Furthermore, I obtained much higher sequencing depth with Illumina (higher reads/sample) than the IonTorrent data, so am also not sure how to go about comparing diversity metrics…
you are right that out of the box comparison between those two studies will be biased, as different read lengths would dominate the signal. The way to go about this would be to first trim reads from both methods to the same length after demultiplexing. Then, perform either closed-reference OTU picking or (recommended) DADA2 or deblur on each of those studies.
Now, other things to consider is whether both studies used the same set of primers. I still would expect some biases between Illumina and IonTorrent, but if you’re looking for strong effects you might be able to observe them in your meta-analysis.
Regarding your concern about sequencing depth. Indeed, you will likely see depth-related effects if you don’t rarefy your data. So a way to mitigate this confounder would be to perform rarefaction at the same level on both datasets.
Depending on what insights are you hoping to gain from your comparison, a viable option might be to analyze each study separately and then see if your conclusions agree between studies.
Hi @tomasz , thank you for your detailed reply, I have followed your advice and truncated the reads from both methods to equalise lengths.
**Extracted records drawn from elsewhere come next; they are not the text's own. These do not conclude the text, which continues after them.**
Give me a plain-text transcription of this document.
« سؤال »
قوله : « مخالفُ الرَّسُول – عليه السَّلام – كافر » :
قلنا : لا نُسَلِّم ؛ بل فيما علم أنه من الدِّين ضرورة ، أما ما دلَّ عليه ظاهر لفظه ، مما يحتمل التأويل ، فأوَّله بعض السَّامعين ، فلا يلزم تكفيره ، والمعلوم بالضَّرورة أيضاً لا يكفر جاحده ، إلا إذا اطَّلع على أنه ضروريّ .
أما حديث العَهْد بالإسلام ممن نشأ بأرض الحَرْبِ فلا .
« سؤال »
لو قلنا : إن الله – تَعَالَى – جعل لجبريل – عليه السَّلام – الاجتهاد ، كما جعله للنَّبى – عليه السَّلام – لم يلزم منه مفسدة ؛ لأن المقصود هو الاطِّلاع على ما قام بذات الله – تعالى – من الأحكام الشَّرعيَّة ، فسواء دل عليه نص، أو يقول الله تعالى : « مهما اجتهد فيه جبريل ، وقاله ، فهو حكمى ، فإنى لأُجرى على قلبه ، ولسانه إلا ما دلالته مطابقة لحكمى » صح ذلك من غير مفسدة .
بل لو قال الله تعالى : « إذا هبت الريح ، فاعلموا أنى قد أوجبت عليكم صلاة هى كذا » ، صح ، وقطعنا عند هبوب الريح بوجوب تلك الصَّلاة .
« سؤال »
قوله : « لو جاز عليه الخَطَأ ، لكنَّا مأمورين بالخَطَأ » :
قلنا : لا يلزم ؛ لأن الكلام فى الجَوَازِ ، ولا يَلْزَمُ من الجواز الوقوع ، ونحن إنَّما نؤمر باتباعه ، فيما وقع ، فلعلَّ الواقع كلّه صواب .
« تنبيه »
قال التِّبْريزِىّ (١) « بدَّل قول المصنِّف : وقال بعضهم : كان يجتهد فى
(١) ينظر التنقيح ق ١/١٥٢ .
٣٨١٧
With regards to rarefaction of samples, the IonTorrent data ranges from ~3000-7000 reads/sample, whereas the Illumina data ranges from 35,000-200,000 reads/sample. As there is a huge discrepancy in sequencing depth, rarefying at 3,000 would exclude the majority of the Illumina data. How would you suggest I carry out the rarefaction? Or would normalize the Illumina data be a better approach?
@marianacosta I understand that discarding the majority of your Illumina data might look wasteful, but that could be the cost to pay for a fair comparison between techniques. A good way to assess whether you’re losing important information rarefying your data to 3,000 sequences/sample would be to perform alpha rarefaction and see if you sample enough diversity at 3,000.
Hello, I want to compare diversity in two different datasets which have very large ranges of sequencing depth. The first dataset only has 3 samples, and sequencing depth ranges from 2,600-3,600 counts/sample. The second dataset has 30 samples and sequencing depth ranges from 34,000-190,000 counts/sample. For alpha diversity, I could technically rarefy the larger dataset to 2,600 and carry out the analysis from there. However, I am not sure how to approach beta diversity analysis. Should I carry out a normalization step or just leave the data as is?
I was thinking of merging the OTU table of both data sets and normalizing them with a log transformation and then proceed with beta diversity analysis. Any thoughts?
I merged your 2 posts into 1 topic as they relate to the same thing.
For beta-diversity calculations, we also recommend rarefying data beforehand.
@Nicholas_Bokulich any thoughts on log-transforming the data?